Father John Oesterreicher working to assist fellow refugees. Leo House still receives guests today.
The assisting organizations seem to have been best at handing out advice. It was free and, fortunately, they seemed to get it right. Their most famous case involved the von Trapp Family Singers. Contrary to The Sound of Music, the von Trapps didn’t climb every mountain to escape. They were on a singing tour in the United States when they were informed that Captain von Trapp would be inducted into the Nazi navy upon his return to Austria. The von Trapp family consulted the Committee for Catholic Refugees, which consulted immigration lawyers. It turned out the von Trapps qualified for immigration visas, but visas could not be issued from inside the United States. The von Trapps suspended their tour, visited a US consulate in Canada to apply for visas, and re-entered the United States, now as immigrants rather than traveling performers.
Handwritten thanks from Maria von Trapp to Archbishop Joseph Rummel for assistance in securing immigration visas.
When more help, and especially material help, was needed, difficult decisions had to be made, and lives could be lost. In 1939, the Catholic Committee for Refugees became aware of the case of Lotte Eckert. Born Jewish, she converted to Catholicism, became a widow and then a mother. She and her daughter Gabrielle were non-Aryans under the Nuremberg Laws, and so she sought to escape. One option was the Kindertransport, moving children from Europe out of Hitler’s reach in the United Kingdom. However, Catholics were especially anxious not to break up families, and it was unclear who would provide for little Gabby. Archbishop Rummel approved travel money if both mother and child could be moved to safety, but by the time he did so, Germany and England were at war, and transportation between them was cut off. Lotte and Gabby Eckert both died in concentration camps.
Fr. Joseph Ostrmann, Committee for Catholic Refugees Secretary informing his contacts in Germany money is available to transport a refugee family, and his contact informing him it is too late. Courtesy of Leo Hiemer.

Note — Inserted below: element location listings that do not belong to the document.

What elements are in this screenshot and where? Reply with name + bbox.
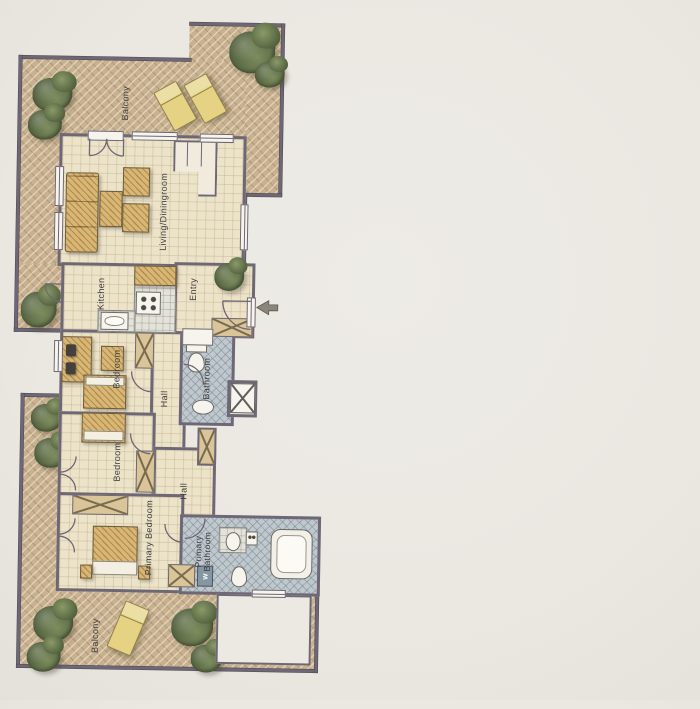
toilet-tank	[186, 344, 207, 352]
label-bedroom-2: Bedroom	[112, 443, 123, 482]
entry-arrow-icon	[257, 301, 278, 315]
label-bedroom-1: Bedroom	[111, 350, 122, 389]
entry-door-gap	[246, 297, 256, 327]
label-primary-bathroom: Primary Bathroom	[194, 525, 214, 577]
window	[54, 340, 64, 372]
bed-pillows	[83, 431, 123, 442]
label-hall-1: Hall	[159, 390, 169, 407]
kitchen-cabinet	[134, 265, 176, 286]
toilet	[231, 566, 247, 587]
label-entry: Entry	[188, 278, 198, 301]
label-bathroom: Bathroom	[201, 358, 212, 400]
label-balcony-bottom: Balcony	[90, 618, 101, 653]
label-kitchen: Kitchen	[96, 277, 107, 310]
wardrobe	[135, 332, 155, 368]
window	[200, 133, 234, 143]
bathtub	[270, 529, 313, 580]
sofa	[65, 172, 99, 253]
bathroom-sink	[192, 399, 214, 414]
armchair	[122, 203, 150, 232]
railing	[14, 328, 63, 332]
floorplan-photo: W Balcony Living/Dining	[0, 0, 700, 700]
desk-chair	[66, 344, 76, 356]
railing	[244, 193, 282, 197]
stove	[136, 291, 161, 314]
wardrobe	[136, 450, 156, 492]
bathroom-counter	[182, 328, 213, 346]
shower	[230, 383, 256, 413]
label-living-diningroom: Living/Diningroom	[158, 173, 169, 251]
window	[252, 589, 286, 598]
lower-void-area	[216, 594, 312, 666]
coffee-table	[99, 191, 123, 227]
balcony-door-gap	[88, 131, 124, 142]
kitchen-sink	[100, 312, 128, 330]
nightstand	[80, 564, 92, 578]
bed-pillows	[92, 561, 137, 576]
window	[240, 204, 249, 250]
railing	[314, 595, 318, 673]
label-balcony-top: Balcony	[120, 86, 131, 121]
wardrobe	[72, 494, 128, 515]
desk-chair	[66, 362, 76, 374]
fixture-taps	[246, 531, 258, 545]
window	[54, 212, 64, 250]
floorplan: W Balcony Living/Dining	[0, 0, 700, 709]
label-hall-2: Hall	[178, 483, 188, 500]
armchair	[123, 167, 151, 196]
window	[54, 166, 64, 206]
label-primary-bedroom: Primary Bedroom	[143, 500, 154, 575]
hall-closet	[197, 427, 217, 465]
bathroom-closet	[168, 564, 195, 587]
window	[132, 131, 178, 141]
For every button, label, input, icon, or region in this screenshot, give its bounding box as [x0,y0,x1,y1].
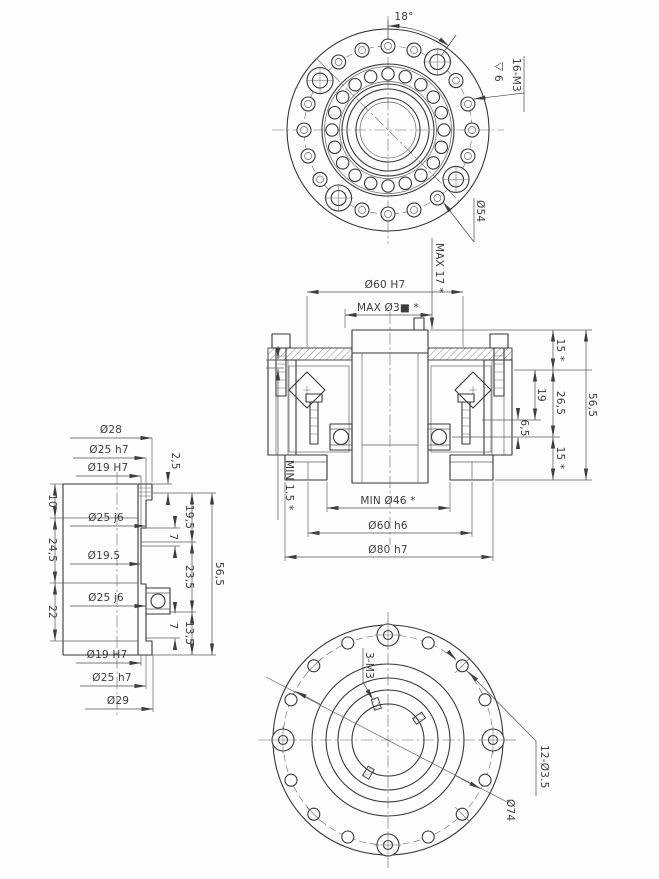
dim-dia-bore-top: Ø19 H7 [88,462,129,474]
pin-stub [414,318,424,330]
dim-dia-fit-top: Ø25 h7 [89,444,129,456]
set-screw-right [458,394,474,444]
dim-max-screw-depth: MAX 17 * [433,243,445,293]
dim-mid-height: 26,5 [554,391,566,415]
clamp-bolt-left [272,334,290,396]
set-screw-left [306,394,322,444]
note-thread-count-bottom: 3-M3 [363,652,375,679]
bottom-view: Ø74 12-Ø3.5 3-M3 [258,612,550,868]
dim-seg-left-3: 22 [46,605,58,619]
dim-outer-dia: Ø80 h7 [368,544,408,556]
dim-seg-right-2: 23,5 [183,565,195,589]
dim-top-height: 15 * [554,339,566,362]
dim-bottom-height: 15 * [554,447,566,470]
dim-total-height-section: 56,5 [586,393,598,417]
clamp-bolt-right [490,334,508,396]
dim-min-hollow-dia: MIN Ø46 * [360,495,415,507]
note-hole-count: 12-Ø3.5 [538,745,550,789]
flange-plate-right [428,348,512,360]
cross-roller-left [289,372,325,408]
side-view: Ø28 Ø25 h7 Ø19 H7 Ø25 j6 Ø19.5 Ø25 j6 Ø1… [46,424,225,718]
dim-dia-mid-1: Ø25 j6 [88,512,124,524]
note-thread-depth: 6 [492,75,504,82]
dim-dia-flange-top: Ø28 [100,424,122,436]
dim-pilot-dia: Ø60 h6 [368,520,408,532]
dim-seg-right-3: 13,5 [183,621,195,645]
dim-step-height: 6,5 [518,419,530,436]
dim-spigot-dia: Ø60 H7 [365,279,406,291]
dim-bearing-width: 19 [535,388,547,402]
drawing-sheet: 18° 16-M3 6 Ø54 [0,0,659,879]
top-view: 18° 16-M3 6 Ø54 [272,11,524,244]
depth-note: 6 [492,62,504,82]
input-bearing [146,588,170,614]
dim-max-center-bore: MAX Ø3■ * [357,302,419,314]
dim-total-height-side: 56,5 [213,562,225,586]
dim-dia-bore-bottom: Ø19 H7 [87,649,128,661]
dim-step-top: 2,5 [169,452,181,469]
dim-dia-flange-bottom: Ø29 [107,695,129,707]
tapped-mark-pattern [363,698,426,780]
section-view: MAX 17 * Ø60 H7 MAX Ø3■ * 15 * 26,5 15 *… [266,238,598,561]
note-thread-count: 16-M3 [510,58,522,92]
dim-bolt-circle-74: Ø74 [504,799,516,821]
dim-hole-angle: 18° [394,11,413,23]
dim-bolt-circle-54: Ø54 [474,200,486,222]
dim-seg-right-1: 19,5 [183,505,195,529]
depth-symbol-icon [496,62,503,71]
dim-dia-mid-3: Ø25 j6 [88,592,124,604]
cross-roller-right [455,372,491,408]
dim-sub-right-1: 7 [167,534,179,541]
dim-dia-fit-bottom: Ø25 h7 [92,672,132,684]
dim-seg-left-2: 24,5 [46,538,58,562]
dim-sub-right-2: 7 [167,623,179,630]
flange-plate-left [268,348,352,360]
dim-dia-mid-2: Ø19.5 [88,550,121,562]
dim-seg-left-1: 10 [46,494,58,508]
technical-drawing: 18° 16-M3 6 Ø54 [0,0,659,879]
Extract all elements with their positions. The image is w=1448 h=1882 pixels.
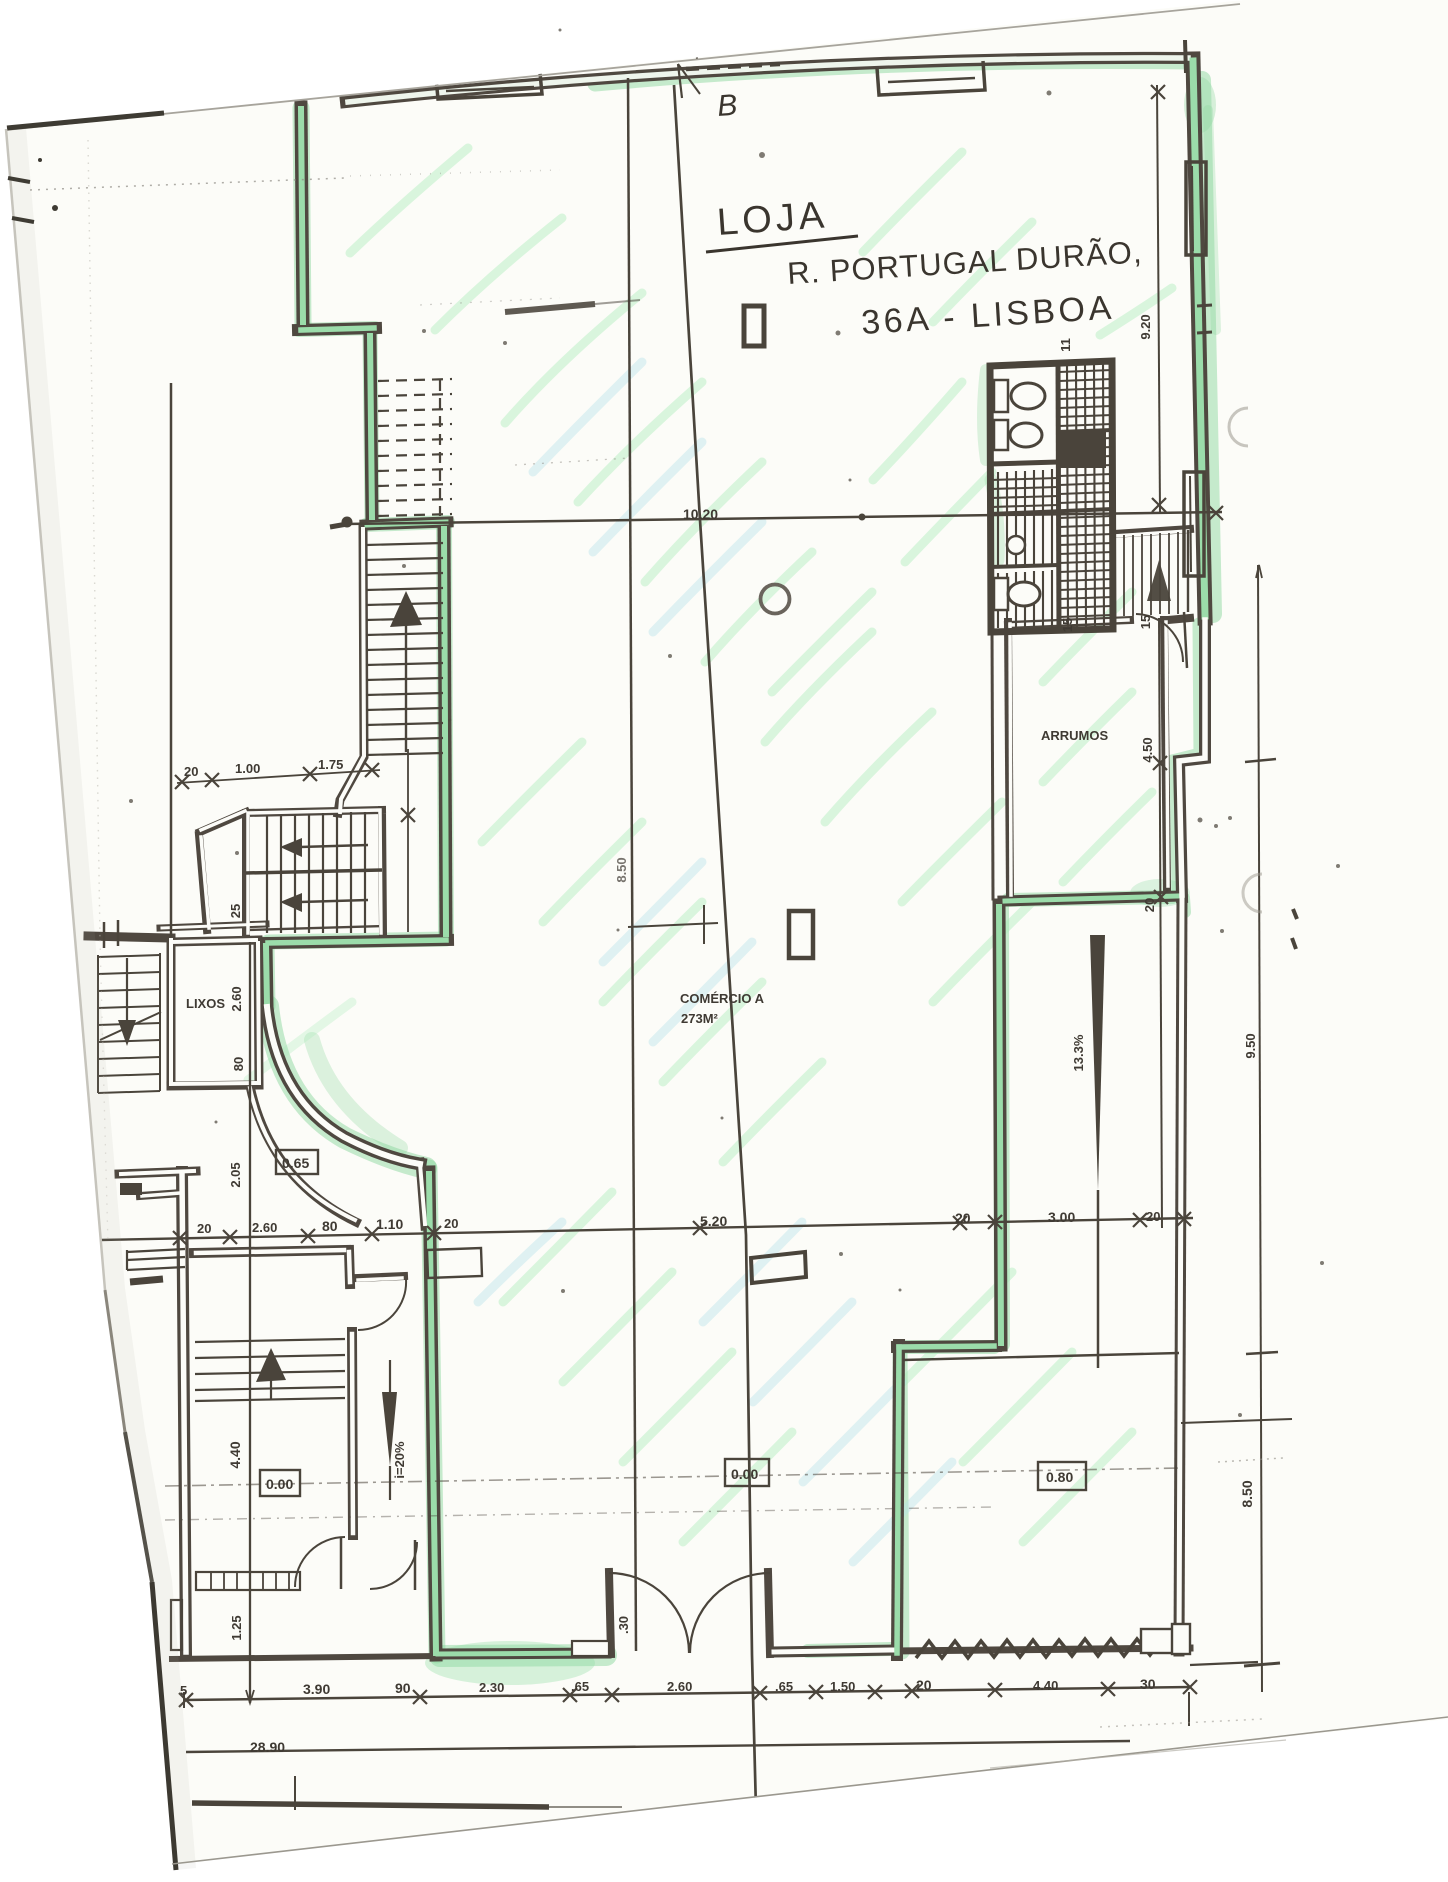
- svg-text:1.25: 1.25: [229, 1615, 244, 1640]
- svg-text:20: 20: [955, 1210, 971, 1226]
- svg-text:3.00: 3.00: [1048, 1209, 1075, 1225]
- svg-text:20: 20: [197, 1221, 211, 1236]
- svg-text:5.20: 5.20: [700, 1213, 727, 1229]
- svg-text:2.60: 2.60: [667, 1679, 692, 1694]
- svg-text:4.40: 4.40: [1033, 1678, 1058, 1693]
- svg-text:3.90: 3.90: [303, 1681, 330, 1697]
- svg-text:B: B: [716, 89, 738, 123]
- svg-text:8.50: 8.50: [614, 857, 629, 882]
- svg-text:2.30: 2.30: [479, 1680, 504, 1695]
- svg-text:8.50: 8.50: [1239, 1480, 1255, 1507]
- svg-text:11: 11: [1058, 338, 1073, 352]
- svg-text:1.75: 1.75: [318, 757, 343, 772]
- svg-text:10.20: 10.20: [683, 506, 718, 522]
- svg-text:LOJA: LOJA: [716, 194, 830, 244]
- svg-text:20: 20: [1142, 898, 1157, 912]
- svg-text:28.90: 28.90: [250, 1739, 285, 1755]
- svg-text:273M²: 273M²: [681, 1011, 719, 1026]
- svg-text:ARRUMOS: ARRUMOS: [1041, 728, 1108, 743]
- svg-text:90: 90: [395, 1680, 411, 1696]
- svg-text:9.20: 9.20: [1138, 314, 1153, 339]
- svg-text:20: 20: [184, 764, 198, 779]
- svg-text:2.60: 2.60: [252, 1220, 277, 1235]
- svg-text:4.50: 4.50: [1140, 737, 1155, 762]
- svg-text:.65: .65: [571, 1679, 589, 1694]
- svg-text:1.50: 1.50: [830, 1679, 855, 1694]
- svg-text:2.05: 2.05: [228, 1162, 243, 1187]
- svg-text:25: 25: [228, 904, 243, 918]
- svg-text:1.00: 1.00: [235, 761, 260, 776]
- svg-text:15: 15: [1138, 615, 1153, 629]
- svg-text:COMÉRCIO A: COMÉRCIO A: [680, 991, 765, 1006]
- svg-text:i=20%: i=20%: [392, 1441, 407, 1479]
- svg-text:0.65: 0.65: [282, 1155, 309, 1171]
- svg-text:20: 20: [444, 1216, 458, 1231]
- svg-text:20: 20: [1146, 1209, 1160, 1224]
- svg-text:13.3%: 13.3%: [1071, 1034, 1086, 1071]
- svg-text:9.50: 9.50: [1243, 1033, 1258, 1058]
- svg-text:1.10: 1.10: [376, 1216, 403, 1232]
- svg-text:30: 30: [1140, 1676, 1156, 1692]
- svg-text:20: 20: [916, 1677, 932, 1693]
- svg-text:.30: .30: [616, 1616, 631, 1634]
- svg-text:4.40: 4.40: [227, 1441, 243, 1468]
- svg-text:.65: .65: [775, 1679, 793, 1694]
- svg-text:0.00: 0.00: [731, 1466, 758, 1482]
- svg-text:0.80: 0.80: [1046, 1469, 1073, 1485]
- svg-text:80: 80: [231, 1057, 246, 1071]
- svg-text:80: 80: [322, 1218, 338, 1234]
- svg-text:15: 15: [1060, 618, 1075, 632]
- svg-text:2.60: 2.60: [229, 986, 244, 1011]
- svg-text:LIXOS: LIXOS: [186, 996, 225, 1011]
- svg-text:0.00: 0.00: [266, 1476, 293, 1492]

The Vatican observes a World Day of Migrants and Refugees on Sunday, September 24, 2023. The US Conference of Catholic Bishops precedes that day with a National Migration Week, September 18-23, 2023. It is a period to reflect on our current migration situation. We may look upon our current migration issues and wonder how they will ever be resolved. However, we can draw on resources developed for us at a great price. We have not known what to do before, and sometimes people have already suffered for that ignorance. We can learn from that past to study our present situation and figure out what’s best now.